Najważniejszą zasadą, o której pisze autorka, jest zasada autentyczności. Tylko naturalnym, autentycznym zachowaniem przekonamy innych do siebie. I oczywiście znów definicja autentyczności będzie różna w zależności od tego, kto ją definiuje. Coś, co dla jednego będzie autentycznością, dla drugiego będzie naiwnością i brakiem życiowego sprytu. Znamy przecież takie osoby, które na autentyczności wiele tracą, bo nie opanowały sztuki dyplomacji, przez co raz za razem niweczą swoje życiowe okazje, kiedy wykładają wszystkie karty na stół w sytuacji, która wymaga jakichś bardziej subtelnych rozegrań. Tak bywa. Ale może tracą tylko pozornie. Może być tak, że okazje, które wymagają takich taktyk, nie są dla takich osób ani dobrymi okazjami, ani szansami. Bo skoro w jakimś miejscu nie mogą być sobą, to nie jest to miejsce dla nich.

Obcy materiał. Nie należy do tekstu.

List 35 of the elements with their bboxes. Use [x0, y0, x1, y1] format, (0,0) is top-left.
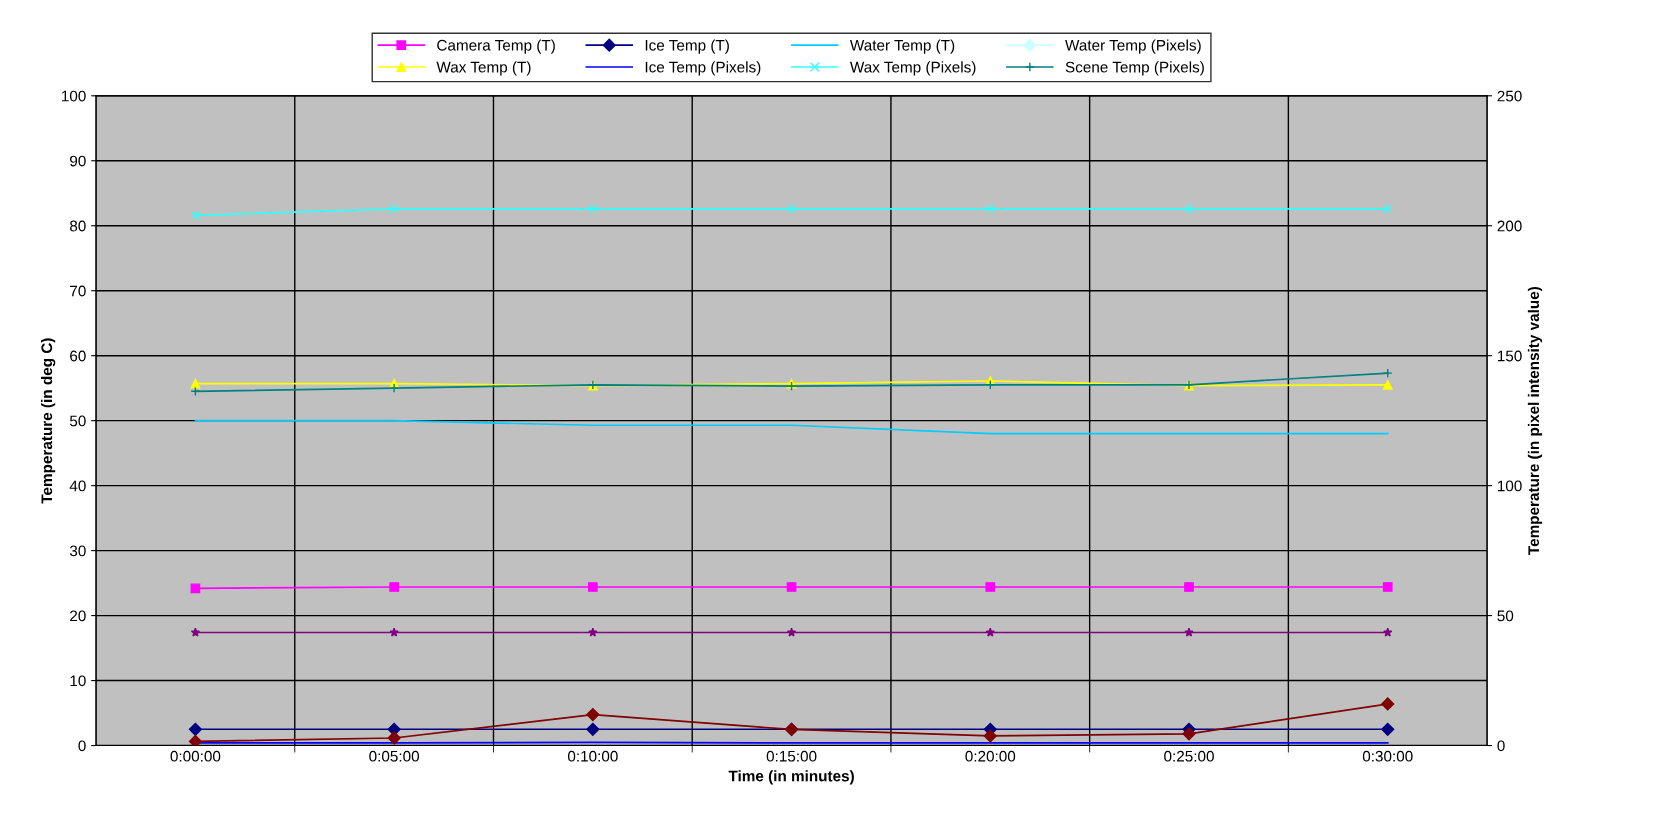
legend-label: Ice Temp (Pixels) [645, 61, 761, 76]
x-axis-title: Time (in minutes) [728, 770, 854, 785]
y2-tick-label: 100 [1497, 480, 1522, 492]
x-tick-label: 0:20:00 [965, 750, 1016, 762]
y2-tick-label: 50 [1497, 610, 1514, 622]
legend-label: Wax Temp (T) [436, 61, 531, 76]
legend-label: Camera Temp (T) [437, 39, 555, 54]
y-tick-label: 80 [70, 220, 86, 232]
y2-tick-label: 250 [1497, 90, 1522, 102]
legend-label: Water Temp (Pixels) [1065, 39, 1201, 54]
y-tick-label: 50 [69, 415, 86, 427]
y-tick-label: 100 [62, 90, 86, 102]
x-tick-label: 0:15:00 [766, 750, 817, 762]
y-tick-label: 60 [70, 350, 86, 362]
y-tick-label: 0 [78, 740, 86, 752]
y-tick-label: 90 [70, 155, 86, 167]
y-axis-title: Temperature (in deg C) [40, 338, 56, 504]
x-tick-label: 0:10:00 [567, 750, 618, 762]
legend-label: Scene Temp (Pixels) [1065, 61, 1204, 76]
y2-tick-label: 0 [1497, 740, 1505, 752]
legend-label: Wax Temp (Pixels) [849, 61, 976, 76]
y-tick-label: 70 [70, 285, 86, 297]
x-tick-label: 0:30:00 [1362, 750, 1413, 762]
x-tick-label: 0:00:00 [170, 750, 221, 762]
y2-tick-label: 200 [1497, 220, 1522, 232]
y-tick-label: 20 [70, 610, 86, 622]
y-tick-label: 30 [69, 545, 86, 557]
y2-axis-title: Temperature (in pixel intensity value) [1527, 286, 1543, 555]
y2-tick-label: 150 [1497, 350, 1522, 362]
legend-label: Water Temp (T) [849, 39, 955, 54]
x-tick-label: 0:25:00 [1164, 750, 1214, 762]
y-tick-label: 40 [69, 480, 86, 492]
legend-label: Ice Temp (T) [645, 39, 729, 54]
y-tick-label: 10 [70, 675, 86, 687]
x-tick-label: 0:05:00 [369, 750, 420, 762]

Autentyczność jest podłożem wszelkich dobrych relacji międzyludzkich. Udawanie, maski, trzymanie fasonu, dyplomacja, ostrożność pozwalająca tylko na milimetr otworzyć się przed kimś – to wszystko mogą być czynniki hamujące naturalność, otwartość, swobodę i właśnie autentyczność. Tylko jak być autentycznym (i sympatycznym)? Wydaje się, że prawdziwa autentyczność takiego pytania – ani tym bardziej odpowiedzi – nie potrzebuje. Ona po prostu jest. Jest sobą. Nie wymaga analizy, kalkulacji, wysiłku. Jesteśmy, kim jesteśmy, i nie oglądajmy się na to, jak nas inni postrzegają i jak powinniśmy wypaść. Autentyczność daje wolność, swobodę, oddech i chyba przekonanie, że odpowiedzą na nią tylko ci, o których nam w życiu chodzi, których chcemy polubić, z którymi się porozumiemy. Może ta zachęta do autentyczności jako podstawowego warunku, aby inni nas polubili, będzie szczególnie ważna i uwalniająca dla młodych, przed którymi tyle środowiskowych zmian i… lęków.